Le livre (et le film après lui) prend à contre pied le récit commun qui attribue un rôle diabolique aux hedge funds. Ici, la faute de la crise est plutôt pointée vers les banques, les agences de notation et le gouvernement. On lira d’ailleurs en fin de livre (p. 368-9) :
Les personnes en position de résoudre la crise financière étaient, bien entendu, celles qui avaient échoué à la prévoir ; le secrétaire au Trésor Henry Paulson, le futur secrétaire au Trésor Timothy Geithner, le président de la réserve fédérale Ben Bernanke, […] et ainsi de suite. Quelques P-DG de Wall Street avaient été renvoyés suite à leur rôle dans la catastrophe des subprimes, mais la plupart avaient conservé leur poste, et c’est eux, par dessus le marché qui avaient fini par opérer à l’abri des regards pour décider des mesures à prendre après la crise. Avec eux se trouvaient une poignée de membres de l’équipe gouvernementale – ceux-là mêmes qui auraient dû en savoir bien plus sur les activités des banques de Wall Street quand il était encore temps. Tous ces gens avaient un point commun : ils s’étaient avérés bien moins aptes à comprendre les vérités élémentaires au coeur du système financier américain qu’un gestionnaire de fonds borgne atteint du syndrome d’Asperger.
The big short est édité en livre de poche, il ne vous en coûtera que 7,70 €.
Bon Noël.
JL – 22 décembre 2016.
Excellent. Ça donne bien envie de lire ce livre.
Joyeux Noël JL.
Surtout qu’il me semble bien te l’avoir offert 🙂
Bon Noël !
(il est 1h du mat, je guette le père Noël près de la cheminée).
Oui oui. Mais maintenant j’ai envie de lire .
Nous avons cherché le Père Noël en vain hier soir. J’espère que tu as eu plus de succès que nous.
Bon Noel,
Boris
Merci pour l’idée Jérôme !
Les publications de qualité en français qui touchent de près ou de loin les marchés financiers sont trop rares pour s’en priver.
ET hop ! Je l’ajoute à ma liste.
De rien Franck.
J’ai oublié d’écrire que le livre peut être assez technique par endroit (explication d’un short, des CDS etc). A n’offrir qu’à des gens réellement intéressés par la finance. Me semble-t-il.
Bonsoir Jérôme,
J’ai lu le livre suite à ton article. Ce qui m’a le plus marqué:
-p.85: Burry: « Je veux que le potentiel de hausse soit beaucoup plus important que le risque de baisse ». Il n’aimait pas non plus l’idée de vendre à découvert, car le risque était, théoriquement, illimité.
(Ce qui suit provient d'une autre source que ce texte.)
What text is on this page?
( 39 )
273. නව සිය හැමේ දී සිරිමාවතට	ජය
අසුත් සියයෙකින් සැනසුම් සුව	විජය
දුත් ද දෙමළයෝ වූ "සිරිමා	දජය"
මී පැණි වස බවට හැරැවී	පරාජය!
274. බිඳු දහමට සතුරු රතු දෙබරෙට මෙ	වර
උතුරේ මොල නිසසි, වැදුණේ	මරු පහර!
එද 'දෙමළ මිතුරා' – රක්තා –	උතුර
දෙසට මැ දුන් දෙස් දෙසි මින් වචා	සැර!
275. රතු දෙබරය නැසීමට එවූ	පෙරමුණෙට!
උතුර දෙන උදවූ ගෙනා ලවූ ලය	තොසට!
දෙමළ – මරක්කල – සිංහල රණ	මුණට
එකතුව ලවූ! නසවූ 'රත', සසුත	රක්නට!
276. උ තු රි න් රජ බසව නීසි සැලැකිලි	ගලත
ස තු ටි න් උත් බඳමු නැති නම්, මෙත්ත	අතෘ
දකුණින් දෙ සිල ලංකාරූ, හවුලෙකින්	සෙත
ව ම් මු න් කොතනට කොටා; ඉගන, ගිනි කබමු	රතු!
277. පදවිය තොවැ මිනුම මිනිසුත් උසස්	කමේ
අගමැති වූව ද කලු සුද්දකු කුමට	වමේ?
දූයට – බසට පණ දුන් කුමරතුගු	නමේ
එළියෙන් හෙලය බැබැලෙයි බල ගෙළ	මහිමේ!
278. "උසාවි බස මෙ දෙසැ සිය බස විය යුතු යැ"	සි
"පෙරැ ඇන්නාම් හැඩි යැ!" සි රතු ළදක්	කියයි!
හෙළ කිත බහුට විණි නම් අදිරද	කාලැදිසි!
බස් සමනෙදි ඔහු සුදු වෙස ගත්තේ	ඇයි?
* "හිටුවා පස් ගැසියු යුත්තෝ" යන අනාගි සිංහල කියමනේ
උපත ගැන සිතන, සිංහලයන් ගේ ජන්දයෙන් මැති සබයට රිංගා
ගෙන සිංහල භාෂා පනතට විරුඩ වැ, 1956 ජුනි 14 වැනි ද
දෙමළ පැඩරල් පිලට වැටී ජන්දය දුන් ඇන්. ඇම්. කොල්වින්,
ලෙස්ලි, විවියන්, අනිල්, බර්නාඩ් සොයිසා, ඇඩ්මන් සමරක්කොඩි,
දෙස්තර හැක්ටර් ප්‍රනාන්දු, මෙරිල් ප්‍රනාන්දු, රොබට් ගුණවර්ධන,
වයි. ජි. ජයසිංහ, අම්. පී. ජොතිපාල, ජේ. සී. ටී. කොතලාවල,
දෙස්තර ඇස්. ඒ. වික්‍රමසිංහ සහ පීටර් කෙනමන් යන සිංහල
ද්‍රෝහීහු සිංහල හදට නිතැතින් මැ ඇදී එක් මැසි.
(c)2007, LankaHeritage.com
Un titre ne pouvait tomber qu’à zéro, mais il pouvait monter à l’infini.
Remarque: ces phrases ont aussi été prononcées plusieurs fois dans les vidéos de Higgons.
-164: Paulson: « J’adorais le concept de jouer la baisse parce que le risque était limité, explique-t-il. C’est un pari asymétrique. »
C’est amusant de voir la différence de vision.
Je comprends bien sur la phrase de Burry & Higgons.
Je comprends aussi la phrase de Paulson. J’avais lu quelque part qu’entre 53% et 70% des profits des stratégies longues/courtes proviennent des positions courtes (Lesmond, Schill et Zhou) car les baisses sont bien plus rapides que les hausses.
A très bientôt et merci à nouveau pour ton blog!
Merci Zeboulon
J’ai du mal à comprendre la phrase de Paulson (je ne me rappelle plus de ce passage). S’il parle de long/short c’est plus clair.